Why isn't my threads in the order of dates and where and how or do I have to move the threads to another location to keep them organized .Any Info. on this would be very helpful or anything else that i need to know about threads. TRYING TO BE MORE ORGANIZED !!!!


----------



## s2k9k (Dec 8, 2012)

I'm not really sure what you mean. Where are you looking at your threads? If you are looking at them in the forums then they are going to be in order of the last post to it.
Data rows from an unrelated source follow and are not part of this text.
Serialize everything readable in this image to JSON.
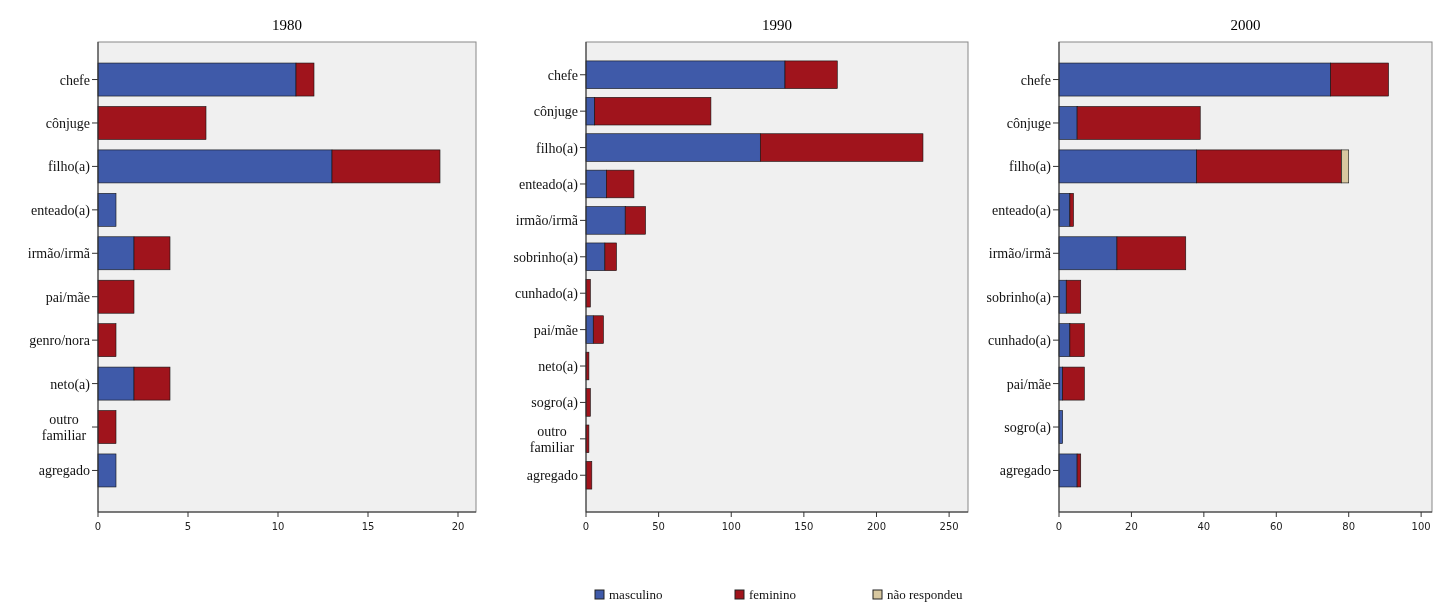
{
  "chart_data": [
    {
      "type": "bar",
      "orientation": "horizontal",
      "stacked": true,
      "title": "1980",
      "legend": "bottom",
      "categories": [
        "chefe",
        "cônjuge",
        "filho(a)",
        "enteado(a)",
        "irmão/irmã",
        "pai/mãe",
        "genro/nora",
        "neto(a)",
        "outro familiar",
        "agregado"
      ],
      "series": [
        {
          "name": "masculino",
          "color": "#3f5aa9",
          "values": [
            11,
            0,
            13,
            1,
            2,
            0,
            0,
            2,
            0,
            1
          ]
        },
        {
          "name": "feminino",
          "color": "#a0141c",
          "values": [
            1,
            6,
            6,
            0,
            2,
            2,
            1,
            2,
            1,
            0
          ]
        }
      ],
      "xlim": [
        0,
        21
      ],
      "xticks": [
        0,
        5,
        10,
        15,
        20
      ]
    },
    {
      "type": "bar",
      "orientation": "horizontal",
      "stacked": true,
      "title": "1990",
      "legend": "bottom",
      "categories": [
        "chefe",
        "cônjuge",
        "filho(a)",
        "enteado(a)",
        "irmão/irmã",
        "sobrinho(a)",
        "cunhado(a)",
        "pai/mãe",
        "neto(a)",
        "sogro(a)",
        "outro familiar",
        "agregado"
      ],
      "series": [
        {
          "name": "masculino",
          "color": "#3f5aa9",
          "values": [
            137,
            6,
            120,
            14,
            27,
            13,
            null,
            5,
            null,
            0,
            null,
            0
          ]
        },
        {
          "name": "feminino",
          "color": "#a0141c",
          "values": [
            36,
            80,
            112,
            19,
            14,
            8,
            3,
            7,
            2,
            3,
            2,
            4
          ]
        }
      ],
      "xlim": [
        0,
        263
      ],
      "xticks": [
        0,
        50,
        100,
        150,
        200,
        250
      ]
    },
    {
      "type": "bar",
      "orientation": "horizontal",
      "stacked": true,
      "title": "2000",
      "legend": "bottom",
      "categories": [
        "chefe",
        "cônjuge",
        "filho(a)",
        "enteado(a)",
        "irmão/irmã",
        "sobrinho(a)",
        "cunhado(a)",
        "pai/mãe",
        "sogro(a)",
        "agregado"
      ],
      "series": [
        {
          "name": "masculino",
          "color": "#3f5aa9",
          "values": [
            75,
            5,
            38,
            3,
            16,
            2,
            3,
            1,
            1,
            5
          ]
        },
        {
          "name": "feminino",
          "color": "#a0141c",
          "values": [
            16,
            34,
            40,
            1,
            19,
            4,
            4,
            6,
            0,
            1
          ]
        },
        {
          "name": "não respondeu",
          "color": "#d8c8a0",
          "values": [
            0,
            0,
            2,
            0,
            0,
            0,
            0,
            0,
            0,
            0
          ]
        }
      ],
      "xlim": [
        0,
        103
      ],
      "xticks": [
        0,
        20,
        40,
        60,
        80,
        100
      ]
    }
  ]
}
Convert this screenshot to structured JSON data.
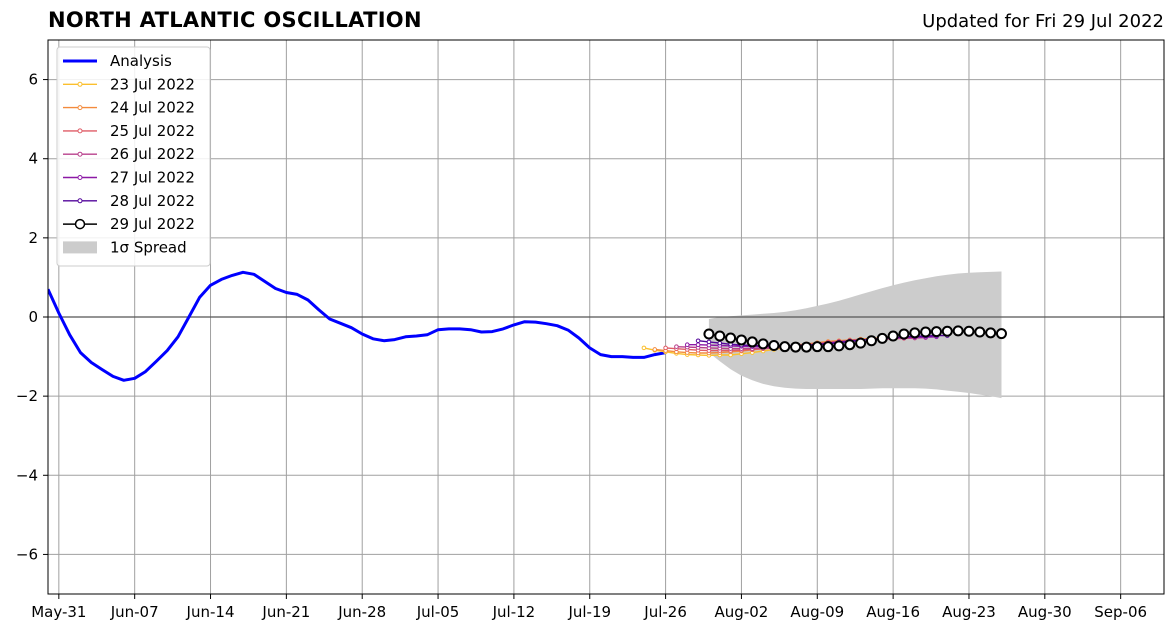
{
  "header": {
    "title": "NORTH ATLANTIC OSCILLATION",
    "updated": "Updated for Fri 29 Jul 2022"
  },
  "chart_data": {
    "type": "line",
    "title": "NORTH ATLANTIC OSCILLATION",
    "subtitle": "Updated for Fri 29 Jul 2022",
    "x_axis": {
      "type": "date",
      "range": [
        "2022-05-30",
        "2022-09-10"
      ],
      "ticks": [
        "2022-05-31",
        "2022-06-07",
        "2022-06-14",
        "2022-06-21",
        "2022-06-28",
        "2022-07-05",
        "2022-07-12",
        "2022-07-19",
        "2022-07-26",
        "2022-08-02",
        "2022-08-09",
        "2022-08-16",
        "2022-08-23",
        "2022-08-30",
        "2022-09-06"
      ],
      "tick_labels": [
        "May-31",
        "Jun-07",
        "Jun-14",
        "Jun-21",
        "Jun-28",
        "Jul-05",
        "Jul-12",
        "Jul-19",
        "Jul-26",
        "Aug-02",
        "Aug-09",
        "Aug-16",
        "Aug-23",
        "Aug-30",
        "Sep-06"
      ]
    },
    "y_axis": {
      "range": [
        -7,
        7
      ],
      "ticks": [
        6,
        4,
        2,
        0,
        -2,
        -4,
        -6
      ],
      "tick_labels": [
        "6",
        "4",
        "2",
        "0",
        "−2",
        "−4",
        "−6"
      ]
    },
    "grid": true,
    "zero_line": true,
    "legend_placement": "top-left",
    "legend": [
      {
        "label": "Analysis",
        "kind": "line",
        "color": "#0000ff"
      },
      {
        "label": "23 Jul 2022",
        "kind": "marker-line",
        "color": "#fbbf2d"
      },
      {
        "label": "24 Jul 2022",
        "kind": "marker-line",
        "color": "#f38b3d"
      },
      {
        "label": "25 Jul 2022",
        "kind": "marker-line",
        "color": "#df5b66"
      },
      {
        "label": "26 Jul 2022",
        "kind": "marker-line",
        "color": "#b8408c"
      },
      {
        "label": "27 Jul 2022",
        "kind": "marker-line",
        "color": "#8c19a6"
      },
      {
        "label": "28 Jul 2022",
        "kind": "marker-line",
        "color": "#53069b"
      },
      {
        "label": "29 Jul 2022",
        "kind": "open-circle",
        "color": "#000000"
      },
      {
        "label": "1σ Spread",
        "kind": "patch",
        "color": "#cccccc"
      }
    ],
    "series": [
      {
        "name": "Analysis",
        "color": "#0000ff",
        "start": "2022-05-30",
        "values": [
          0.7,
          0.1,
          -0.45,
          -0.9,
          -1.15,
          -1.33,
          -1.5,
          -1.6,
          -1.55,
          -1.38,
          -1.12,
          -0.85,
          -0.5,
          0.0,
          0.5,
          0.8,
          0.95,
          1.05,
          1.13,
          1.08,
          0.9,
          0.72,
          0.62,
          0.57,
          0.43,
          0.18,
          -0.05,
          -0.16,
          -0.27,
          -0.43,
          -0.55,
          -0.6,
          -0.57,
          -0.5,
          -0.48,
          -0.45,
          -0.32,
          -0.3,
          -0.3,
          -0.32,
          -0.38,
          -0.37,
          -0.3,
          -0.2,
          -0.12,
          -0.13,
          -0.17,
          -0.22,
          -0.33,
          -0.53,
          -0.78,
          -0.95,
          -1.0,
          -1.0,
          -1.02,
          -1.02,
          -0.95,
          -0.9
        ]
      },
      {
        "name": "23 Jul 2022",
        "color": "#fbbf2d",
        "start": "2022-07-24",
        "values": [
          -0.78,
          -0.84,
          -0.88,
          -0.92,
          -0.95,
          -0.96,
          -0.97,
          -0.96,
          -0.96,
          -0.93,
          -0.9,
          -0.86,
          -0.82,
          -0.78,
          -0.74,
          -0.71,
          -0.68,
          -0.65,
          -0.62,
          -0.59,
          -0.56,
          -0.54,
          -0.52,
          -0.5
        ]
      },
      {
        "name": "24 Jul 2022",
        "color": "#f38b3d",
        "start": "2022-07-25",
        "values": [
          -0.82,
          -0.85,
          -0.88,
          -0.9,
          -0.91,
          -0.91,
          -0.9,
          -0.88,
          -0.86,
          -0.83,
          -0.8,
          -0.77,
          -0.74,
          -0.71,
          -0.68,
          -0.65,
          -0.62,
          -0.6,
          -0.58,
          -0.56,
          -0.54,
          -0.53,
          -0.52,
          -0.51
        ]
      },
      {
        "name": "25 Jul 2022",
        "color": "#df5b66",
        "start": "2022-07-26",
        "values": [
          -0.78,
          -0.8,
          -0.82,
          -0.84,
          -0.85,
          -0.85,
          -0.85,
          -0.84,
          -0.82,
          -0.8,
          -0.78,
          -0.76,
          -0.73,
          -0.7,
          -0.67,
          -0.64,
          -0.62,
          -0.6,
          -0.58,
          -0.57,
          -0.56,
          -0.55,
          -0.54,
          -0.53
        ]
      },
      {
        "name": "26 Jul 2022",
        "color": "#b8408c",
        "start": "2022-07-27",
        "values": [
          -0.75,
          -0.76,
          -0.77,
          -0.78,
          -0.79,
          -0.8,
          -0.8,
          -0.8,
          -0.79,
          -0.78,
          -0.77,
          -0.75,
          -0.72,
          -0.69,
          -0.66,
          -0.63,
          -0.6,
          -0.58,
          -0.56,
          -0.55,
          -0.54,
          -0.53,
          -0.53,
          -0.52
        ]
      },
      {
        "name": "27 Jul 2022",
        "color": "#8c19a6",
        "start": "2022-07-28",
        "values": [
          -0.7,
          -0.7,
          -0.71,
          -0.72,
          -0.73,
          -0.74,
          -0.75,
          -0.75,
          -0.75,
          -0.74,
          -0.73,
          -0.71,
          -0.69,
          -0.66,
          -0.63,
          -0.6,
          -0.58,
          -0.56,
          -0.54,
          -0.53,
          -0.52,
          -0.51,
          -0.51,
          -0.5
        ]
      },
      {
        "name": "28 Jul 2022",
        "color": "#53069b",
        "start": "2022-07-29",
        "values": [
          -0.6,
          -0.63,
          -0.66,
          -0.69,
          -0.71,
          -0.72,
          -0.73,
          -0.73,
          -0.73,
          -0.72,
          -0.71,
          -0.7,
          -0.68,
          -0.65,
          -0.62,
          -0.59,
          -0.56,
          -0.54,
          -0.52,
          -0.5,
          -0.49,
          -0.48,
          -0.47,
          -0.47
        ]
      },
      {
        "name": "29 Jul 2022",
        "color": "#000000",
        "start": "2022-07-30",
        "values": [
          -0.43,
          -0.48,
          -0.53,
          -0.58,
          -0.63,
          -0.68,
          -0.72,
          -0.75,
          -0.76,
          -0.76,
          -0.75,
          -0.75,
          -0.73,
          -0.7,
          -0.66,
          -0.6,
          -0.54,
          -0.48,
          -0.43,
          -0.4,
          -0.38,
          -0.37,
          -0.36,
          -0.35,
          -0.36,
          -0.38,
          -0.4,
          -0.42
        ]
      }
    ],
    "spread": {
      "name": "1σ Spread",
      "color": "#cccccc",
      "start": "2022-07-30",
      "upper": [
        -0.05,
        0.0,
        0.02,
        0.04,
        0.06,
        0.08,
        0.1,
        0.13,
        0.17,
        0.22,
        0.28,
        0.34,
        0.41,
        0.49,
        0.57,
        0.65,
        0.73,
        0.8,
        0.87,
        0.93,
        0.98,
        1.03,
        1.07,
        1.1,
        1.12,
        1.13,
        1.14,
        1.15
      ],
      "lower": [
        -0.9,
        -1.12,
        -1.32,
        -1.48,
        -1.6,
        -1.69,
        -1.75,
        -1.79,
        -1.81,
        -1.82,
        -1.82,
        -1.82,
        -1.82,
        -1.82,
        -1.82,
        -1.81,
        -1.8,
        -1.8,
        -1.8,
        -1.8,
        -1.81,
        -1.83,
        -1.86,
        -1.89,
        -1.92,
        -1.96,
        -2.0,
        -2.05
      ]
    }
  }
}
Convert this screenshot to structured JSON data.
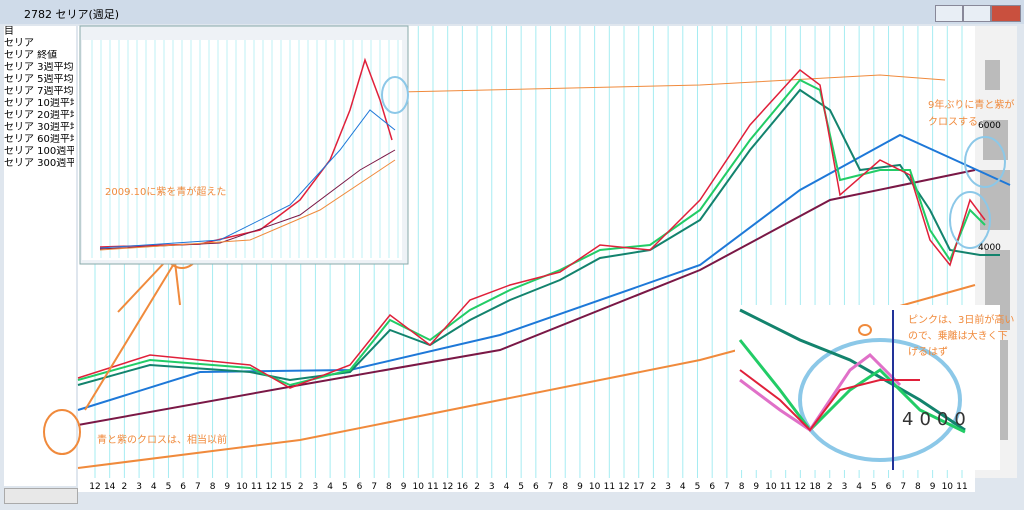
{
  "window": {
    "title": "2782 セリア(週足)"
  },
  "legend": {
    "items": [
      "目",
      "セリア",
      "セリア 終値",
      "セリア 3週平均",
      "セリア 5週平均",
      "セリア 7週平均",
      "セリア 10週平均",
      "セリア 20週平均",
      "セリア 30週平均",
      "セリア 60週平均",
      "セリア 100週平均",
      "セリア 300週平均"
    ]
  },
  "x_axis": {
    "labels": [
      "12",
      "14",
      "2",
      "3",
      "4",
      "5",
      "6",
      "7",
      "8",
      "9",
      "10",
      "11",
      "12",
      "15",
      "2",
      "3",
      "4",
      "5",
      "6",
      "7",
      "8",
      "9",
      "10",
      "11",
      "12",
      "16",
      "2",
      "3",
      "4",
      "5",
      "6",
      "7",
      "8",
      "9",
      "10",
      "11",
      "12",
      "17",
      "2",
      "3",
      "4",
      "5",
      "6",
      "7",
      "8",
      "9",
      "10",
      "11",
      "12",
      "18",
      "2",
      "3",
      "4",
      "5",
      "6",
      "7",
      "8",
      "9",
      "10",
      "11"
    ]
  },
  "annotations": {
    "inset_note": "2009.10に紫を青が超えた",
    "old_cross": "青と紫のクロスは、相当以前",
    "cross_line1": "9年ぶりに青と紫が",
    "cross_line2": "クロスする",
    "price_6000": "6000",
    "price_4000": "4000",
    "pink_line1": "ピンクは、3日前が高い",
    "pink_line2": "ので、乗離は大きく下",
    "pink_line3": "げるはず",
    "zoom_4000": "4000"
  }
}
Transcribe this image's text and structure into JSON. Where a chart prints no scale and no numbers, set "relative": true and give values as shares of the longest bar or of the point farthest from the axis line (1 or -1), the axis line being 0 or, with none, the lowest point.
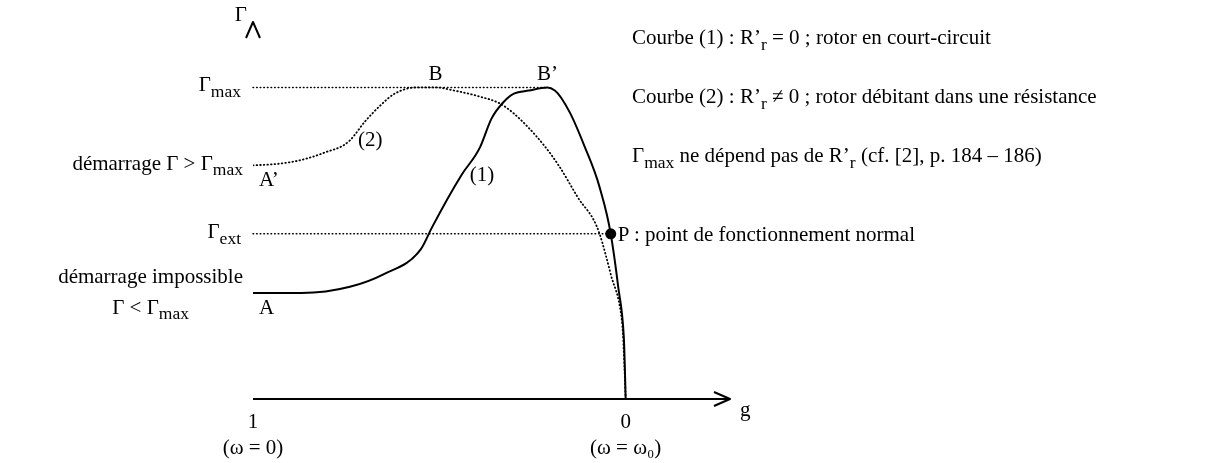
{
  "chart_data": {
    "type": "line",
    "xlabel": "g",
    "ylabel": "Γ",
    "relative": true,
    "xlim": [
      1,
      -0.28
    ],
    "xticks": [
      1,
      0
    ],
    "series": [
      {
        "color": "#000000",
        "line_style": "solid",
        "marker": "none",
        "x": [
          1,
          0.87,
          0.74,
          0.65,
          0.55,
          0.52,
          0.44,
          0.39,
          0.36,
          0.33,
          0.3,
          0.26,
          0.21,
          0.19,
          0.15,
          0.11,
          0.07,
          0.04,
          0.02,
          0.005,
          0
        ],
        "values": [
          0.34,
          0.34,
          0.36,
          0.4,
          0.48,
          0.55,
          0.72,
          0.81,
          0.9,
          0.95,
          0.98,
          0.99,
          1,
          0.99,
          0.92,
          0.81,
          0.68,
          0.53,
          0.36,
          0.2,
          0
        ]
      },
      {
        "color": "#000000",
        "line_style": "dotted",
        "marker": "none",
        "x": [
          1,
          0.9,
          0.81,
          0.74,
          0.7,
          0.66,
          0.62,
          0.56,
          0.51,
          0.46,
          0.39,
          0.34,
          0.26,
          0.18,
          0.13,
          0.07,
          0.04,
          0.01,
          0
        ],
        "values": [
          0.75,
          0.76,
          0.79,
          0.83,
          0.89,
          0.94,
          0.98,
          1,
          1,
          0.99,
          0.97,
          0.95,
          0.87,
          0.75,
          0.65,
          0.53,
          0.4,
          0.25,
          0
        ]
      },
      {
        "type": "scatter",
        "name": "P : point de fonctionnement normal",
        "color": "#000000",
        "marker": "circle",
        "x": [
          0.04
        ],
        "values": [
          0.53
        ]
      }
    ],
    "ref_lines": [
      {
        "axis": "y",
        "value": 1,
        "label": "Γ$_{max}$",
        "color": "#000000",
        "line_style": "dotted"
      },
      {
        "axis": "y",
        "value": 0.53,
        "label": "Γ$_{ext}$",
        "color": "#000000",
        "line_style": "dotted"
      }
    ],
    "annotations": [
      "Courbe (1) : R’$_{r}$ = 0 ; rotor en court-circuit",
      "Courbe (2) : R’$_{r}$ ≠ 0 ; rotor débitant dans une résistance",
      "Γ$_{max}$ ne dépend pas de R’$_{r}$ (cf. [2], p. 184 – 186)",
      {
        "text": "démarrage Γ > Γ$_{max}$",
        "x": 1,
        "y": 0.75
      },
      {
        "text": "démarrage impossible\nΓ < Γ$_{max}$",
        "x": 1,
        "y": 0.34
      },
      {
        "text": "A",
        "x": 1,
        "y": 0.34
      },
      {
        "text": "A’",
        "x": 1,
        "y": 0.75
      },
      {
        "text": "B",
        "x": 0.51,
        "y": 1
      },
      {
        "text": "B’",
        "x": 0.21,
        "y": 1
      },
      {
        "text": "(1)",
        "x": 0.44,
        "y": 0.72
      },
      {
        "text": "(2)",
        "x": 0.74,
        "y": 0.83
      },
      "(ω = 0)",
      "(ω = ω₀)"
    ]
  }
}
For example, a thread that was started 2 years ago and had a reply to it today would be at the top of the list.

You can subscribe to them but the order will still change anytime someone replies to a thread.


----------



## s2k9k (Dec 8, 2012)

OK it just hit me, you're probably talking about seeing all threads you started in your profile page. You have the option to list them by "Relevance" or "Recency", Relevance will just put them in some random order where Recency will list them by the date of the last reply.


----------



## smokingvic (Dec 8, 2012)

OK Thanks for the info , yes I am looking at them in the forums , do I leave them in the forums or do I move them somewhere so there is not so many to look at all the time.


----------



## s2k9k (Dec 8, 2012)

You can't move them, they are in public forums so everyone can see them. You can subscribe to them and you will have all the threads you want to see in one place. At the top of the thread right under the thread title there is a button "Subscribe", click that and it will save it in your "Subscriptions". At the top right of every page right under the "Chat" button you will see "Subscriptions", click that and it will take you to all the threads you have subscribed to.


----------



## smokingvic (Dec 8, 2012)

OK thanks again , I will give it a try in the subscribed .    THANKS !!!!


----------



## smokingvic (Dec 12, 2012)

THKS ,  S2K9K , Why does my threads stay only in edit my subscriptions button and not on my thread button, my forums is OK in my EMS and also in my forums button ,   AGAIN THANKS FOR YOUR HELP !!!   I'M LEARNING ????


----------